Dynamic Binding in C++

Question

Why does the derived class have to declare its methods as virtual for dynamic binding to work even though the methods of the base class are declared virtual?

Answer 1

It doesn't have to. If a method is declared virtual in a base class, overriding it in a derived class makes the overriding function virtual as well, even if the virtual keyword is not used.

Answer 2

Is it? The following code produces the expected output B::f1() (compiled using VS2008):

class A
{
public:

    virtual ~A(){}
      virtual void f1()
      {
     std::cout<<"A::f1()\n";
      }

        virtual void f2()
      {
     std::cout<<"A::f2()\n";
      }
};

class B : public A
{
public:
       void f1()
      {
     std::cout<<"B::f1()\n";
      }

         void f2()
      {
     std::cout<<"B::f2()\n";
      }
};


int  main()
{
    B b;
    A* p = &b;
    p->f1();

    return 0;
}

Answer 3

It doesn't.

class Base
{
    virtual void foo() {}
};

class Derived : public Base
{
    void foo() {}
}

in this code foo() is still virtual in the Derived class even though it isn't declared as such.

Answer 4

To quote the C++ Standard (10.3.2):

If a virtual member function vf is declared in a class Base and in a class Derived, derived directly or indirectly from Base, a member function vf with the same name and same parameter list as Base::vf is declared, then Derived::vf is also virtual (whether or not it is so declared) and it overrides Base::vf.

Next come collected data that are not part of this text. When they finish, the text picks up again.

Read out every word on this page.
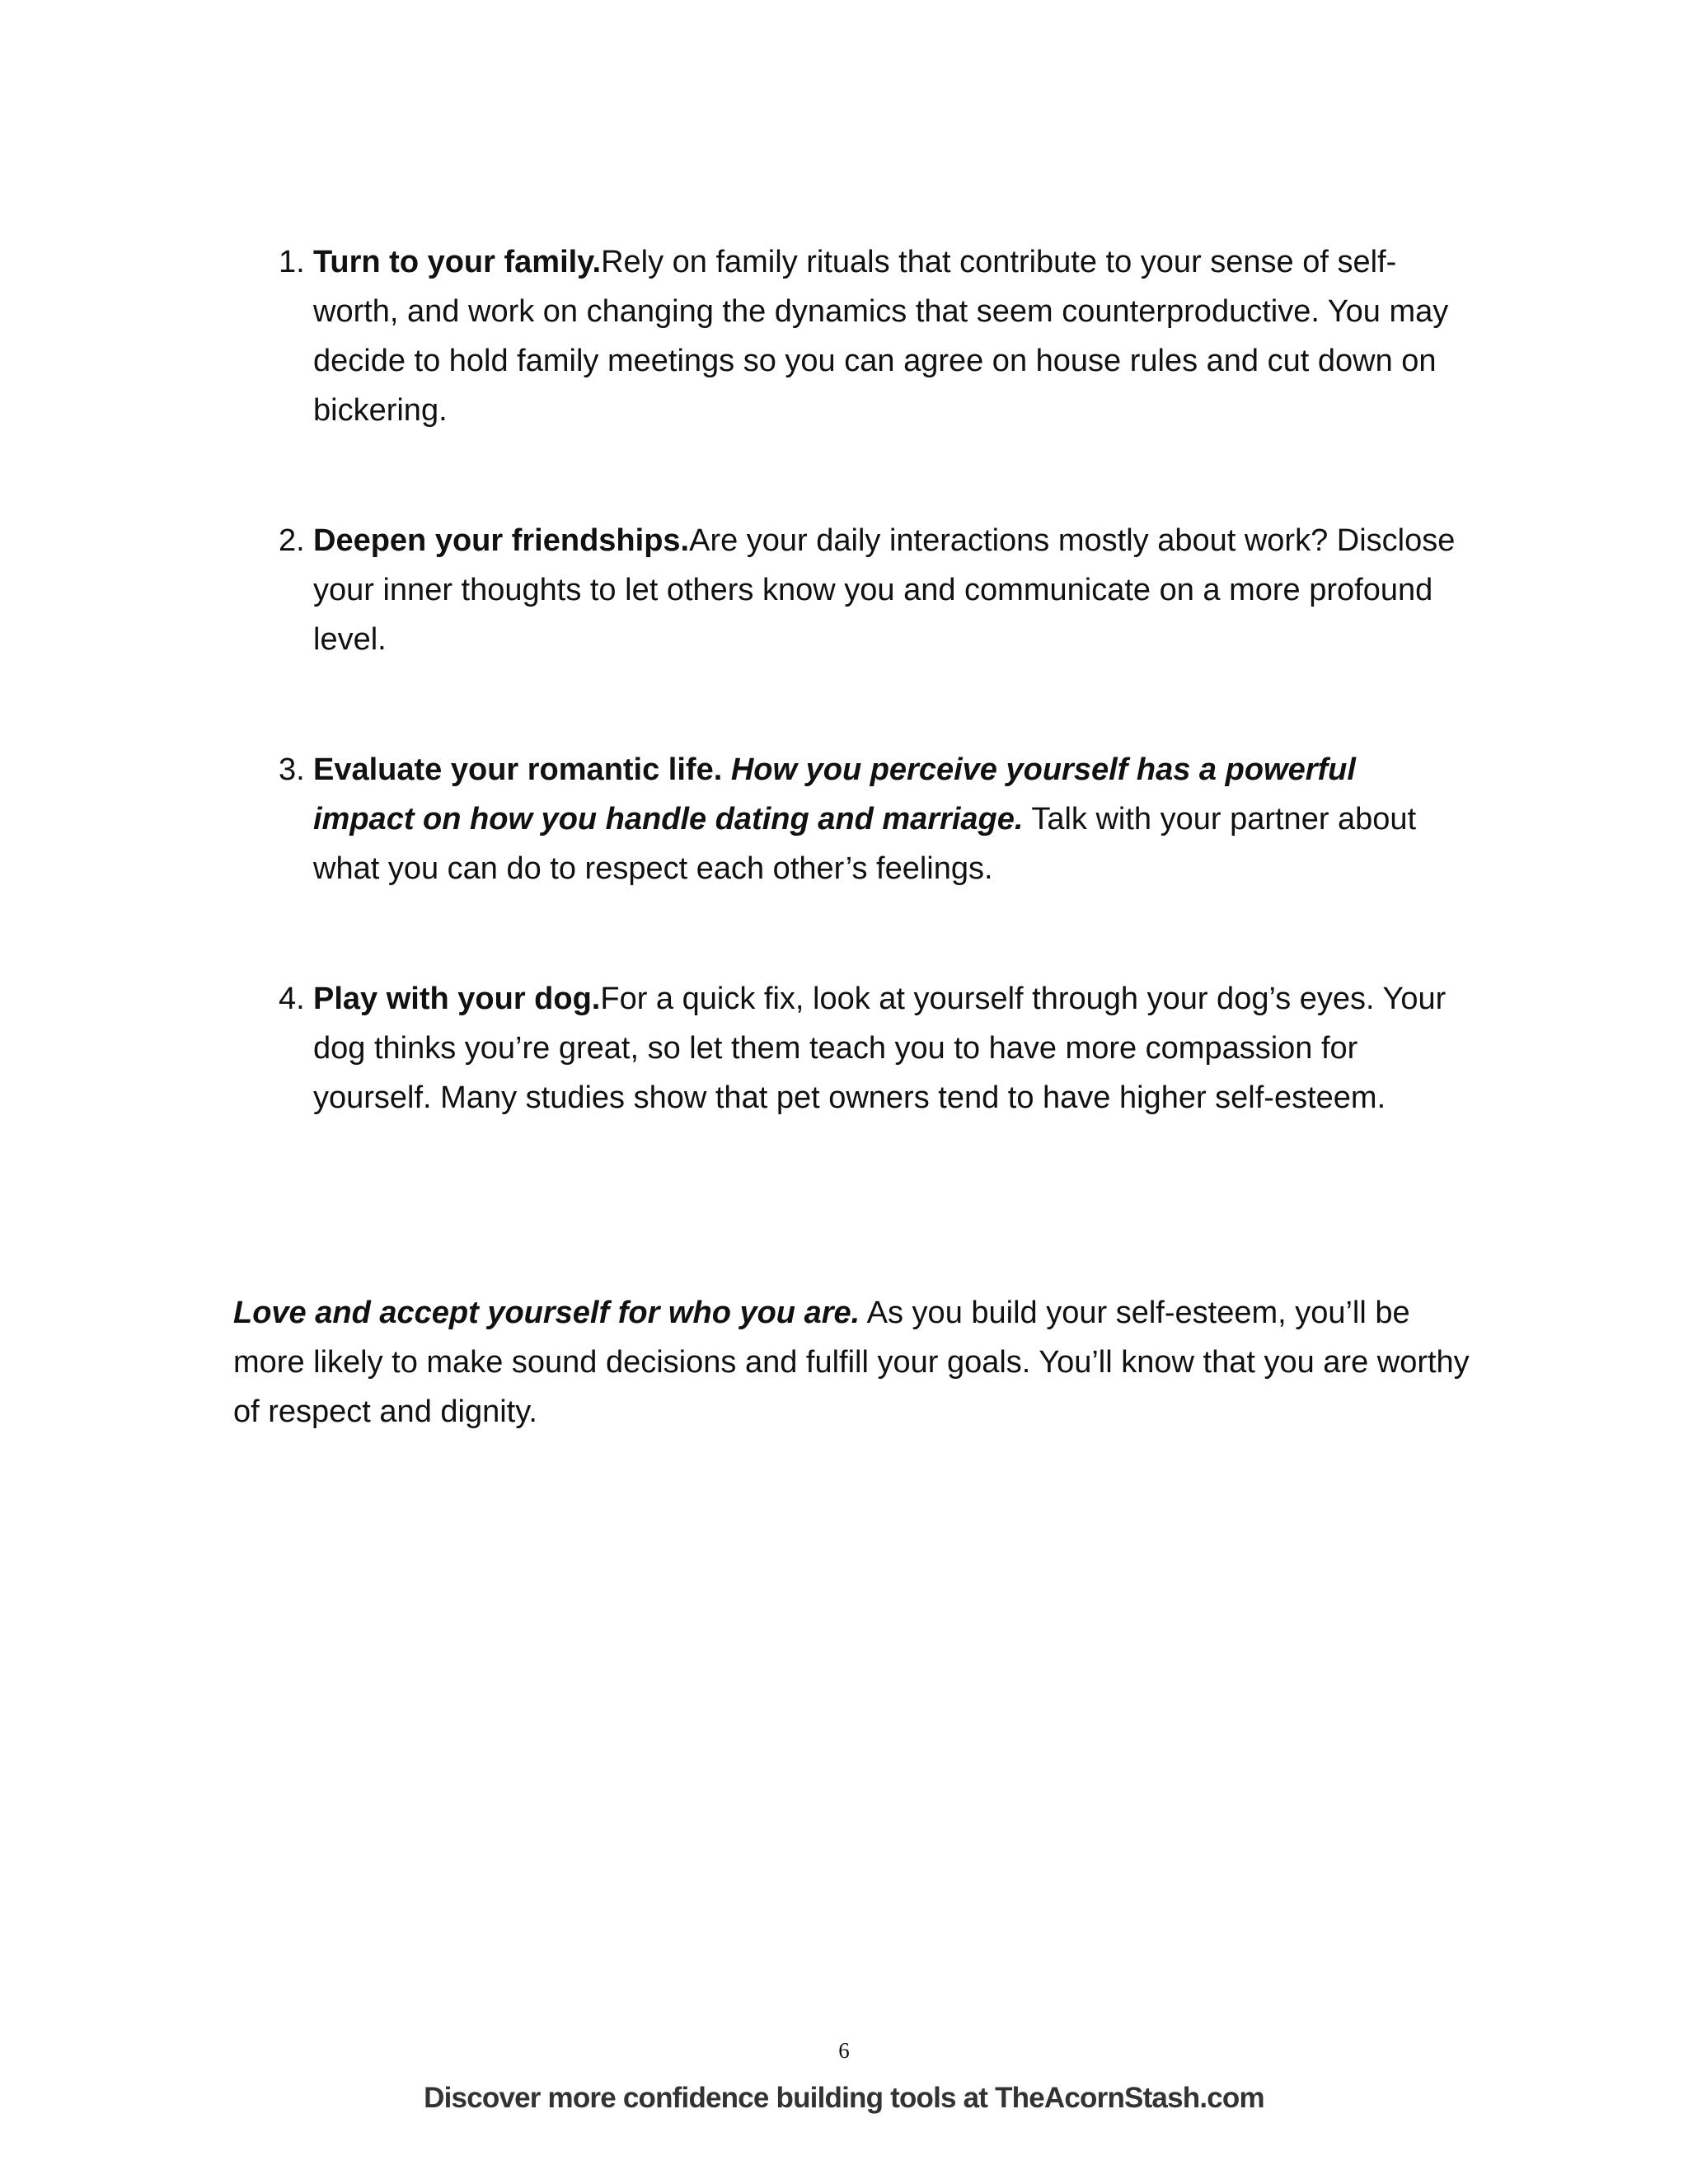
1. Turn to your family.Rely on family rituals that contribute to your sense of self-worth, and work on changing the dynamics that seem counterproductive. You may decide to hold family meetings so you can agree on house rules and cut down on bickering.
2. Deepen your friendships.Are your daily interactions mostly about work? Disclose your inner thoughts to let others know you and communicate on a more profound level.
3. Evaluate your romantic life. How you perceive yourself has a powerful impact on how you handle dating and marriage. Talk with your partner about what you can do to respect each other’s feelings.
4. Play with your dog.For a quick fix, look at yourself through your dog’s eyes. Your dog thinks you’re great, so let them teach you to have more compassion for yourself. Many studies show that pet owners tend to have higher self-esteem.

Love and accept yourself for who you are. As you build your self-esteem, you’ll be more likely to make sound decisions and fulfill your goals. You’ll know that you are worthy of respect and dignity.

6
Discover more confidence building tools at TheAcornStash.com
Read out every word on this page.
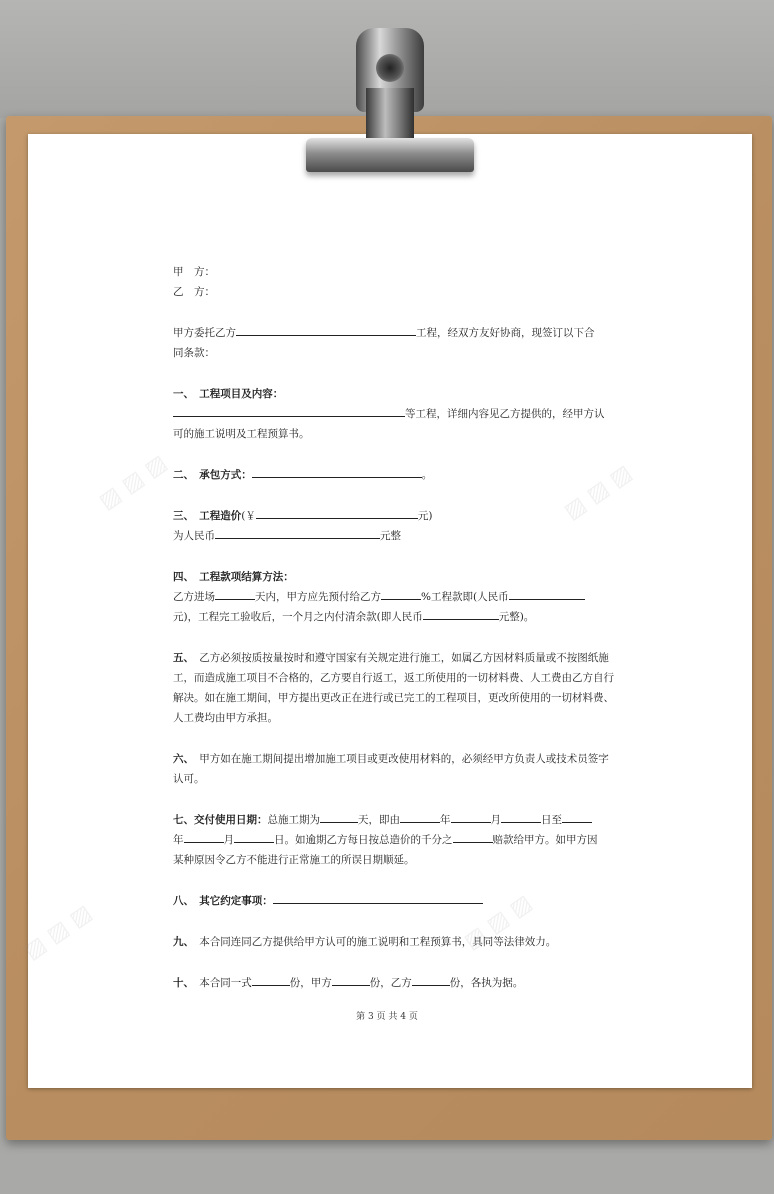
▨ ▨ ▨	▨ ▨ ▨
▨ ▨ ▨	▨ ▨ ▨

甲　方：

乙　方：

甲方委托乙方	工程，经双方友好协商，现签订以下合

同条款：

一、　工程项目及内容：

等工程，详细内容见乙方提供的，经甲方认

可的施工说明及工程预算书。

二、　承包方式：	。

三、　工程造价(￥	元)

为人民币	元整

四、　工程款项结算方法：

乙方进场	天内，甲方应先预付给乙方	%工程款即(人民币

元)，工程完工验收后，一个月之内付清余款(即人民币	元整)。

五、　乙方必须按质按量按时和遵守国家有关规定进行施工，如属乙方因材料质量或不按图纸施

工，而造成施工项目不合格的，乙方要自行返工，返工所使用的一切材料费、人工费由乙方自行

解决。如在施工期间，甲方提出更改正在进行或已完工的工程项目，更改所使用的一切材料费、

人工费均由甲方承担。

六、　甲方如在施工期间提出增加施工项目或更改使用材料的，必须经甲方负责人或技术员签字

认可。

七、交付使用日期：总施工期为	天，即由	年	月	日至

年	月	日。如逾期乙方每日按总造价的千分之	赔款给甲方。如甲方因

某种原因令乙方不能进行正常施工的所误日期顺延。

八、　其它约定事项：

九、　本合同连同乙方提供给甲方认可的施工说明和工程预算书，具同等法律效力。

十、　本合同一式	份，甲方	份，乙方	份，各执为据。

第 3 页 共 4 页
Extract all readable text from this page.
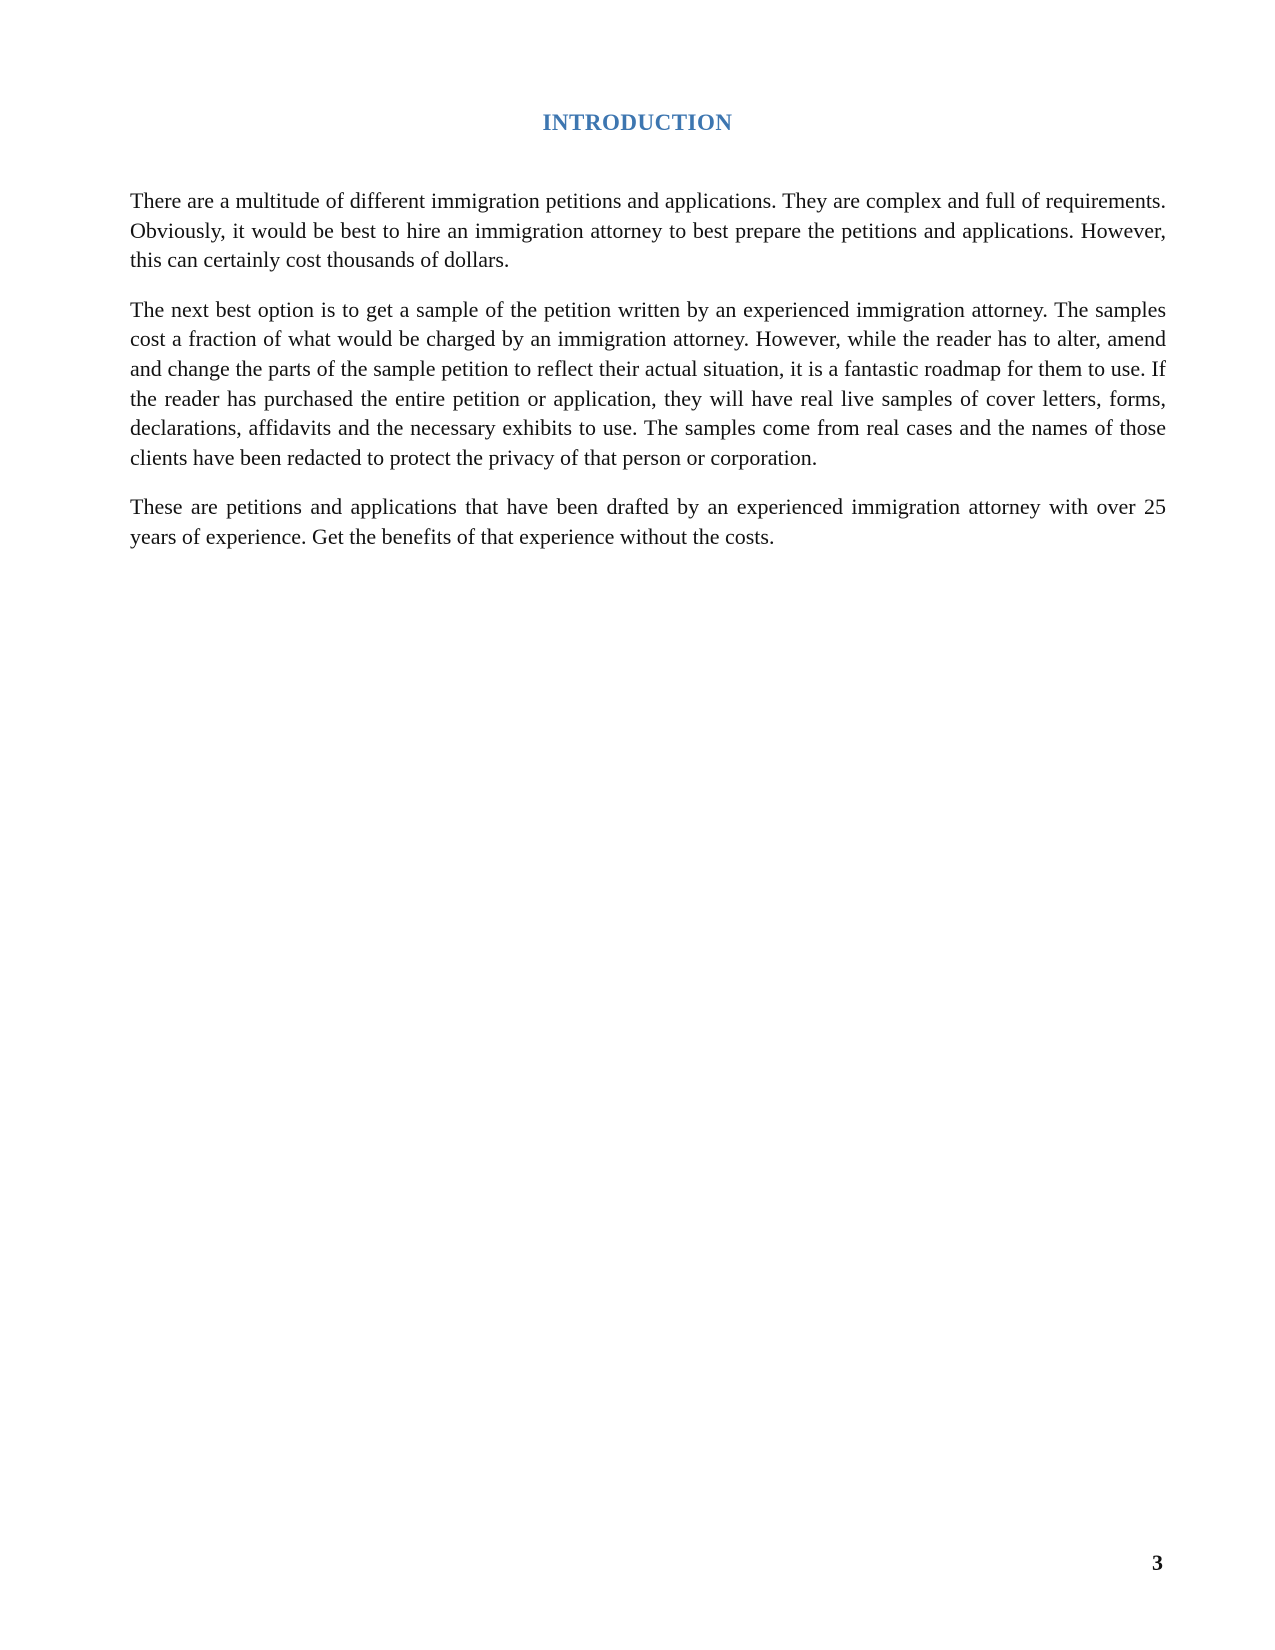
INTRODUCTION

There are a multitude of different immigration petitions and applications. They are complex and full of requirements. Obviously, it would be best to hire an immigration attorney to best prepare the petitions and applications. However, this can certainly cost thousands of dollars.

The next best option is to get a sample of the petition written by an experienced immigration attorney. The samples cost a fraction of what would be charged by an immigration attorney. However, while the reader has to alter, amend and change the parts of the sample petition to reflect their actual situation, it is a fantastic roadmap for them to use. If the reader has purchased the entire petition or application, they will have real live samples of cover letters, forms, declarations, affidavits and the necessary exhibits to use. The samples come from real cases and the names of those clients have been redacted to protect the privacy of that person or corporation.

These are petitions and applications that have been drafted by an experienced immigration attorney with over 25 years of experience. Get the benefits of that experience without the costs.

3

You can sum up this with: "once virtual, always virtual". However, you can still add the virtual modifier to the overriding member functions in order to make it clear for the user that the class is polymorphic.

Answer 5

One need not to. But i prefer using virtual in the derived class functions too as it will make the dynamic binding associated with those function more clear while reading the code.